On Rainbow Cycles and Proper Edge Colorings of Generalized Polygons

TL;DR

This paper investigates the existence of graphs with specific coloring properties, demonstrating that certain large generalized polygons and the Hoffman-Singleton graph are PRCF-bad, thus expanding known examples beyond girth 4.

Contribution

The paper proves the existence of PRCF-bad graphs with girth greater than 4, including the Hoffman-Singleton graph and large generalized polygons, using counting arguments and structural analysis.

Findings

Hoffman-Singleton graph is PRCF-bad with girth 5.

Certain large generalized polygons are PRCF-bad with girth 6, 8, 12, and 16.
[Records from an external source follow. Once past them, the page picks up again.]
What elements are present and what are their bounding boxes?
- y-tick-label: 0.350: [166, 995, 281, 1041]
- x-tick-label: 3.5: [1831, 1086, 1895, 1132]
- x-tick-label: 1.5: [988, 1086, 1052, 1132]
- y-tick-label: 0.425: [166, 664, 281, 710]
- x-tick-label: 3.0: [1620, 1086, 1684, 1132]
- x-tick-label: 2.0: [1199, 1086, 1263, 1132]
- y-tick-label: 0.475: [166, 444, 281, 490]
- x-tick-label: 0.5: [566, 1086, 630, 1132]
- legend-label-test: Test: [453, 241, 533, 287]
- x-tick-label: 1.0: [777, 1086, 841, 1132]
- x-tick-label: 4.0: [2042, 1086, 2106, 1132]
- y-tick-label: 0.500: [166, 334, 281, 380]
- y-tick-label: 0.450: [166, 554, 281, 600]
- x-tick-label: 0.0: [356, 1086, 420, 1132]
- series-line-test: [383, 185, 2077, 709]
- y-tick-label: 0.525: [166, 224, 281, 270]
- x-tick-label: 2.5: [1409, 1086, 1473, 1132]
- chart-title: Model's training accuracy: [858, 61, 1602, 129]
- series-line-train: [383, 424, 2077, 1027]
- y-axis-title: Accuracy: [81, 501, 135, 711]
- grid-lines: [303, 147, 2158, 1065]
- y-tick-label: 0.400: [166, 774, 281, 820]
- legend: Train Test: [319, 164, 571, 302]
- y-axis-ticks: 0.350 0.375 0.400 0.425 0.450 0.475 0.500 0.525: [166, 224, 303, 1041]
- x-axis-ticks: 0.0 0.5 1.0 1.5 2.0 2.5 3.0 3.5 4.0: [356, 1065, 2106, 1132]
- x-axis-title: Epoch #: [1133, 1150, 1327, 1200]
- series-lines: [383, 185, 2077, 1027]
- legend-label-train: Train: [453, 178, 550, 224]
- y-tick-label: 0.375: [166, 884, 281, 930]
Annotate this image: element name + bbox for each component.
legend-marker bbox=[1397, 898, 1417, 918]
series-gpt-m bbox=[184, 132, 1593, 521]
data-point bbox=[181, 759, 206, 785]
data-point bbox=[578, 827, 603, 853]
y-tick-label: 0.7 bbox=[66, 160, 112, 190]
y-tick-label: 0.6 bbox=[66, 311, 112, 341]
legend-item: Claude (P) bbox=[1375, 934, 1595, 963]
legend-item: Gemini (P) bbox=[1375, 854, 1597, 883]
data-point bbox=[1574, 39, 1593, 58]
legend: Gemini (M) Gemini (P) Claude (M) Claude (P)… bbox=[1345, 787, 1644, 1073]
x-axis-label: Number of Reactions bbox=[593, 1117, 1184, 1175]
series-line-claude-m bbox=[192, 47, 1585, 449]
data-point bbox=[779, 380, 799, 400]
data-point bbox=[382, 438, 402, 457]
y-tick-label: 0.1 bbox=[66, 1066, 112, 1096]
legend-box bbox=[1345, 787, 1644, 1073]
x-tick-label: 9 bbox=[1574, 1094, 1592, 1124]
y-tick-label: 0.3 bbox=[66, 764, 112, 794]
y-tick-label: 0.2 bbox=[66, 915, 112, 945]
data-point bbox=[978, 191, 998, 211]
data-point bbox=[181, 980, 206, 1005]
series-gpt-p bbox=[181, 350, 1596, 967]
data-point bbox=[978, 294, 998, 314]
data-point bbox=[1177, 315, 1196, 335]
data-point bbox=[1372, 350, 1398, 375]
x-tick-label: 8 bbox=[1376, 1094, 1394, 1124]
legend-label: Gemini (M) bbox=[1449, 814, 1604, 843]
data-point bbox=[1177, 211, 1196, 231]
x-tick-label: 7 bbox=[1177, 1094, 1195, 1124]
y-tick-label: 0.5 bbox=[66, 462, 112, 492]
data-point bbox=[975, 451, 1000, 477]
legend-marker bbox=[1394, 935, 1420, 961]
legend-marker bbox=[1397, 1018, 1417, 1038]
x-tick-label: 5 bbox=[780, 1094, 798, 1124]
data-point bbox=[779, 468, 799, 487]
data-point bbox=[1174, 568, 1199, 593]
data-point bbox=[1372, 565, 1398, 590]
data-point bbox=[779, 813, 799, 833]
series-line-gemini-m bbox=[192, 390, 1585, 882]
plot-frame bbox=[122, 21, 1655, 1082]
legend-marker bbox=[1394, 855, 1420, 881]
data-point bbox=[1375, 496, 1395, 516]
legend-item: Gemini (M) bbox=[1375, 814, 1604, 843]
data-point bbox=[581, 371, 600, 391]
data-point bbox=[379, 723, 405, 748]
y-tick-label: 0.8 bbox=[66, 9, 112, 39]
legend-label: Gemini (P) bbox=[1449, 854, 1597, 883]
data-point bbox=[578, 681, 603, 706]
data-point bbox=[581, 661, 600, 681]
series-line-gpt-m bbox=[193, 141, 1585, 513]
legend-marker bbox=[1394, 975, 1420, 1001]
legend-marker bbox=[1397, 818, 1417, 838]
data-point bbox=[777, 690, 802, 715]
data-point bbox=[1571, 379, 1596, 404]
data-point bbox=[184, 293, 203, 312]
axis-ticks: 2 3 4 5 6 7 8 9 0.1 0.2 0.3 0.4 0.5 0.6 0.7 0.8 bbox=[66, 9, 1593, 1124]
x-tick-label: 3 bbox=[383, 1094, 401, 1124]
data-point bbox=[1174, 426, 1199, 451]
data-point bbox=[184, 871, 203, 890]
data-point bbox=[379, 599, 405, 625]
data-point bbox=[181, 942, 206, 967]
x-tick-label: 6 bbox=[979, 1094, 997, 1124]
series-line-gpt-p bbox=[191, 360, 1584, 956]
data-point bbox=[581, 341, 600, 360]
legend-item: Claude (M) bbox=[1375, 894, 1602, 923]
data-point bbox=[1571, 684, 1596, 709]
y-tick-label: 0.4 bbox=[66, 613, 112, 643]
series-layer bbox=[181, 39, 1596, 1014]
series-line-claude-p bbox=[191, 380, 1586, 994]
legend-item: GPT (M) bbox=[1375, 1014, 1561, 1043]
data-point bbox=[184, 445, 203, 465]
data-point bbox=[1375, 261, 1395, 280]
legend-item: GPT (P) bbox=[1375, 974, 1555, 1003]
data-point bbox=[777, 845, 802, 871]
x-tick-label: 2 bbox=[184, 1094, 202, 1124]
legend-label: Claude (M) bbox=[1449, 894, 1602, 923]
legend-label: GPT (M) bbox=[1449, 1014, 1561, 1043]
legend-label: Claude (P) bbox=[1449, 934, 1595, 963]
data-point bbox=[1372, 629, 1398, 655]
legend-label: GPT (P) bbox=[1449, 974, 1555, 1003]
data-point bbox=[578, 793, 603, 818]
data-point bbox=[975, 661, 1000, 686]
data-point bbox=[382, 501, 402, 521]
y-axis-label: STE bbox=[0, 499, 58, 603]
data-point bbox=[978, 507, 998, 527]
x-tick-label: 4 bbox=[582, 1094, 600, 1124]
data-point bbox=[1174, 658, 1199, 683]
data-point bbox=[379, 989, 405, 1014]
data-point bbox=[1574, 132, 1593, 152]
PRCF-bad graphs exist beyond girth 4, contrary to previous beliefs.

Abstract

An edge coloring of a simple graph $G$ is said to be \textit{proper rainbow-cycle-forbidding} (PRCF, for short) if no two incident edges receive the same color and for any cycle in $G$, at least two edges of that cycle receive the same color. A graph $G$ is defined to be \textit{PRCF-good} if it admits a PRCF edge coloring, and $G$ is deemed \textit{PRCF-bad} otherwise. In recent work, Hoffman, et al. study PRCF edge colorings and find many examples of PRCF-bad graphs having girth less than or equal to 4. They then ask whether such graphs exist having girth greater than 4. In our work, we give a straightforward counting argument showing that the Hoffman-Singleton graph answers this question in the affirmative for the case of girth 5. It is then shown that certain generalized polygons, constructed of sufficiently large order, are also PRCF-bad, thus proving the existence of PRCF-bad graphs of girth 6, 8, 12, and 16.